In overtime, the Gophers played their trump card – Vanek. The Austrian, who had 31 goals and 31 assists in 2002-03, pirouetted to gain space behind the net, wheeled around and swept the puck through Montoya’s skates for the winner at 8:55. It was only a prelude to Vanek’s performance in the final, when he led a third-period surge for a 5-1 win over New Hampshire.
“After the first period, I said, ‘We have to have the heart of a champion,’ ’’ Gophers coach Don Lucia told the Star Tribune after the semifinal. “I didn’t like our chances. I was surprised at how nervous we were, and we got a pretty good slap in the face.’’

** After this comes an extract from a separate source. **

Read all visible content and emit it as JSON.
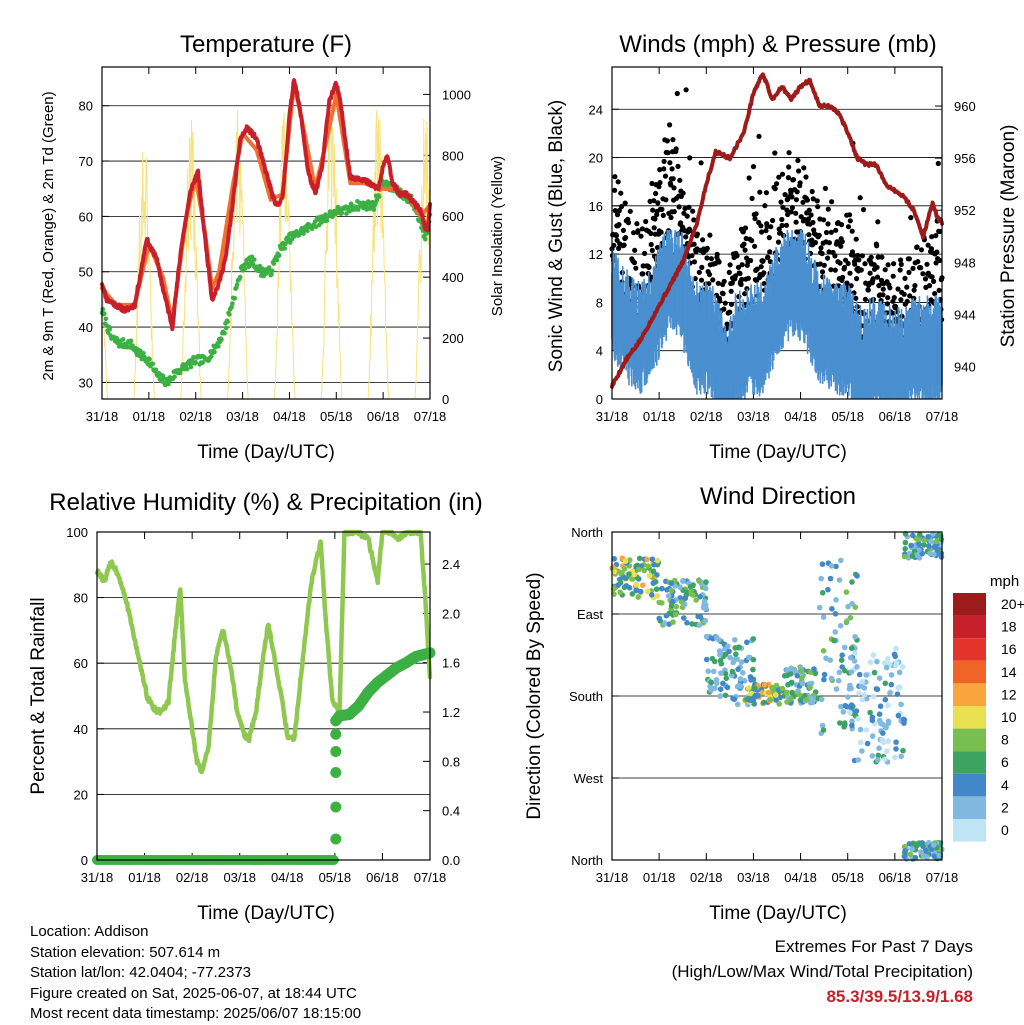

As the Gophers’ 2003 NCAA semifinal was ending in Buffalo, the first playoff game in Wild history was beginning 1,500 miles to the west in Denver, where coach Jacques Lemaire’s team faced the heavily favored Colorado Avalanche. The Wild still had that new-franchise smell in its third season, and the consensus among fans was a sense of happiness just to be in the playoffs. Anything else would be gravy, and even Lemaire admitted that.
Turns out, that Wild team loved gravy, and its 4-2 win in Game 1 set a “Hey, pay attention’’ tone.
Second-period power-play goals by Filip Kuba at 5:33 and Marian Gaborik at 9:28, followed by Wes Walz’s tally 25 seconds later staked the Wild to a 3-0 lead against the Avalanche’s legendary goalie Patrick Roy. From there, Wild goalie Dwayne Roloson turned aside 39 shots to cap a memorable Minnesota hockey night.
“It’s huge, there is no doubt,’’ Lemaire said after the game, and he was prophetic. Without that Game 1 win, the Wild likely doesn’t rally from a 3-1 series deficit to stun the Avalanche in overtime in Game 7. Nor would it have come back from a similar 3-1 deficit to the Vancouver Canucks to advance to the only Western Conference final appearance in franchise history.
Since that 2003 night, we’ve seen plenty of big hockey moments by Minnesota teams – six NCAA championships by the Gophers women, three by Minnesota Duluth’s men and two by the Bulldogs women. The Wild has won a couple of playoff series but hasn’t matched that 2003 success. And the Gophers men have won eight conference titles and reached an NCAA final, though that 2003 pinnacle remains elusive. As does a repeat of that memorable Thursday night.